Basın yayın organlarındaki manşetlere bakarsanız Merkez Bankası’nın (MB) iki yıl aradan sonra büyük bir sürpriz yaparak politika faizini iki puan arttırdığını okursunuz. Haberlerin içerisinde bu sayede TL faizinin arttığı ve doların tuş olduğu anlatılıyor.



Nasıl mı? Tüm dünyada faizi piyasalar belirler de ondan. Yaklaşık iki aydır Türkiye’de faiz artmaktaydı, MB kendisini piyasaya uyumlu hale getirmiş oldu. Piyasa tarafından belirlenen tahvil faizi 13,97’ye kadar yükselmişken faiz arttığı söylenen süreçte tahvil faizi 12,95’e gerilediğine şahit olduk.

Geçtiğimiz hafta aslında ülkemizde faizler düşmüştür gerçek olan budur. Piyasa MB’nin piyasa gerçeklerini gördüğüne sevinmiştir.

Bu faiz artışı piyasaları istikrara sokmaya yetecek bir ilaç mıdır?

Hayır; bizce orta vadede TL üzerinde olan riskler sonlanmış değildir. Ancak esas risk varlık değerlerinde yaşanabilecek önemli bir kırılmadan kaynaklanabilir.

Demek oluyor ki; TL’nin değersizleşmesinden daha büyük bir problem, elimizde olduğunu tahmin ettiğimiz varlıkların bir anda aslında o değerde olmadığını anladığımız zaman yaşanacaktır.

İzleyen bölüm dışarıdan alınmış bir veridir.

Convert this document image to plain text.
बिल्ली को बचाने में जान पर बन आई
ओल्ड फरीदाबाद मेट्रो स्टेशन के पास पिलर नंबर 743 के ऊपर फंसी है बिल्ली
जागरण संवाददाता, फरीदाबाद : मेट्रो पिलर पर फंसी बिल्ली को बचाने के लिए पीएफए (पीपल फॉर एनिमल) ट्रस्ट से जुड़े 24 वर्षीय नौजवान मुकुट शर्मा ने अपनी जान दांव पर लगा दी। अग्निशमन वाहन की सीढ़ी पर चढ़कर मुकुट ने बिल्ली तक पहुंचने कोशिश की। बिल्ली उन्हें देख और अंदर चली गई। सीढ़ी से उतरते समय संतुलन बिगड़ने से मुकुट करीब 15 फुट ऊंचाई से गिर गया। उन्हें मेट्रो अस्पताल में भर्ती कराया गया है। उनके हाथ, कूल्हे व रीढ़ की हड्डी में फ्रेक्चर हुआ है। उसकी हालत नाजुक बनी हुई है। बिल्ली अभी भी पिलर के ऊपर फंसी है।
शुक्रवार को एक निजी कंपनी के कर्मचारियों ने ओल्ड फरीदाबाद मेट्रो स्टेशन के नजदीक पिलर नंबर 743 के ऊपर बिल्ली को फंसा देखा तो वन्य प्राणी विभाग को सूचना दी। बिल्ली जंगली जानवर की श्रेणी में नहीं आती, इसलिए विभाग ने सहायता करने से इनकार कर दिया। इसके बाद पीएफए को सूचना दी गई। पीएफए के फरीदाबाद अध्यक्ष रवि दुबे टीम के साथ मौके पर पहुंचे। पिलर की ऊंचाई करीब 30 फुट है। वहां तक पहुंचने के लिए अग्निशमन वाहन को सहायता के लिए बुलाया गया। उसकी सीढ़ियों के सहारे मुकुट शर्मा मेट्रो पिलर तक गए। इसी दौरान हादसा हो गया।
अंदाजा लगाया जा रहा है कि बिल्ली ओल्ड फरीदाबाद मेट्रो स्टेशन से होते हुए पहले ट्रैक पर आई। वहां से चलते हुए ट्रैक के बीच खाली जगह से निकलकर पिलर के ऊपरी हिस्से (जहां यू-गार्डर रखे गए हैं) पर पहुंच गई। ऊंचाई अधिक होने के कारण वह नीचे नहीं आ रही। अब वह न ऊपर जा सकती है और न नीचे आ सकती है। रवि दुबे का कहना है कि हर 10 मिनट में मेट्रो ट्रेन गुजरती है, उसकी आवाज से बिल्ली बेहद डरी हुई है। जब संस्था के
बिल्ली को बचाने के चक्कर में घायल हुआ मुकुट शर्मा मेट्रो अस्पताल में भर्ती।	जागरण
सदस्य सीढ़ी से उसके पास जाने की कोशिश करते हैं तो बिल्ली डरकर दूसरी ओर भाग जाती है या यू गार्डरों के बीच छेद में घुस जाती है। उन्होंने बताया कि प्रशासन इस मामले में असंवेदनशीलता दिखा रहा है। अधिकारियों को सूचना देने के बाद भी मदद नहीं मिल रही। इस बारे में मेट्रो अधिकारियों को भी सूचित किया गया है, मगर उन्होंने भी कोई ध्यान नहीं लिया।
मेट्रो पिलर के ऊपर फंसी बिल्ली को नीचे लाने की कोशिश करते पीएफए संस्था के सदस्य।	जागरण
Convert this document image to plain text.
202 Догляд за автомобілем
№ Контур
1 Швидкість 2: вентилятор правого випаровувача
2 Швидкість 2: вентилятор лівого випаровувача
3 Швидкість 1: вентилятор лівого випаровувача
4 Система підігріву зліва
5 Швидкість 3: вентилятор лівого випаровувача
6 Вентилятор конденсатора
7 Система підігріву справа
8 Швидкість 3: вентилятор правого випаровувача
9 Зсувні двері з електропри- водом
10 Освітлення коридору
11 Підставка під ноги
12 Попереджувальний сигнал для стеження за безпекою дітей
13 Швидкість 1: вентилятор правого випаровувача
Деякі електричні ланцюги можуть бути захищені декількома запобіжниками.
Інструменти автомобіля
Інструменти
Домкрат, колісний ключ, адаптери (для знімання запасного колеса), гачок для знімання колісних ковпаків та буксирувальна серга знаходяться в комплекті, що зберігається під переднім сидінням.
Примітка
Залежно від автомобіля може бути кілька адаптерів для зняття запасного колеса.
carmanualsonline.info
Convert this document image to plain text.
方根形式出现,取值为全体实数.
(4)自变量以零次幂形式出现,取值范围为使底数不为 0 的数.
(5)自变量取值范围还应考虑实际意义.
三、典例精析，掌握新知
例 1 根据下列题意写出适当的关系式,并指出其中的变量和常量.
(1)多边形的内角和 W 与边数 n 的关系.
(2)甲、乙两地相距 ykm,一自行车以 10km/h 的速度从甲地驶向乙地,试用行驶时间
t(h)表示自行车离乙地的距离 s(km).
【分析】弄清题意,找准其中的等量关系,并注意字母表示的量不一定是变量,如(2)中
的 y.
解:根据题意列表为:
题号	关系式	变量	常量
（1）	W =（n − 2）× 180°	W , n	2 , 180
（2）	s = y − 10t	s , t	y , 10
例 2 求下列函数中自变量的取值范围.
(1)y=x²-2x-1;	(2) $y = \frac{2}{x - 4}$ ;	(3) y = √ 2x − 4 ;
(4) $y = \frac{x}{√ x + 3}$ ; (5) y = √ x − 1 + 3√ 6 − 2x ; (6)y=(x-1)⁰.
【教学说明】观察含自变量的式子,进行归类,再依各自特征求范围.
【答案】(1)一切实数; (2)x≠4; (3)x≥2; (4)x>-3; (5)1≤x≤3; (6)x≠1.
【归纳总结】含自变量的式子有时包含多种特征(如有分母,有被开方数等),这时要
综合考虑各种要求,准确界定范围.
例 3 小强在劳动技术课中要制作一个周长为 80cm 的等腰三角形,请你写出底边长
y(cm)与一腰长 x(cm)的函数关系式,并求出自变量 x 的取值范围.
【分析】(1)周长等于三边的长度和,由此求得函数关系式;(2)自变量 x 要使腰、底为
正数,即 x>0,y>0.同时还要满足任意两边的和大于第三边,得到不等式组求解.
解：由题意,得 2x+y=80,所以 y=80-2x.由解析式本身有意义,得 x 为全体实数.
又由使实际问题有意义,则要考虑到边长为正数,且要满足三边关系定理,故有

Ekonomide “ tail risk” olarak nitelendirilen bu tür riskler oluşması durumunda çok önemli etkiler bıraktığı bilinmektedir.

2003 yılından günümüze küresel para bolluğuna bağlı olarak Türkiye ekonomisi bir şekilde yürüyüp gitmiştir. Para bolluğunun bitmesi veya etkisinin azalması noktasında TL’nin değerinden bağımsız olarak hiç yaşanmadığımız bir ekonomik iklimi tecrübe edebiliriz. Bu noktada bir süre sonra hem faizler düşerken hem tüm varlık değerleri de erozyona uğrayabilir.

Ekonomi matematiğe dayandırılsa da 2+2’nin 4 etmediği bir soyut alandır. Çünkü işin içinde insan vardır.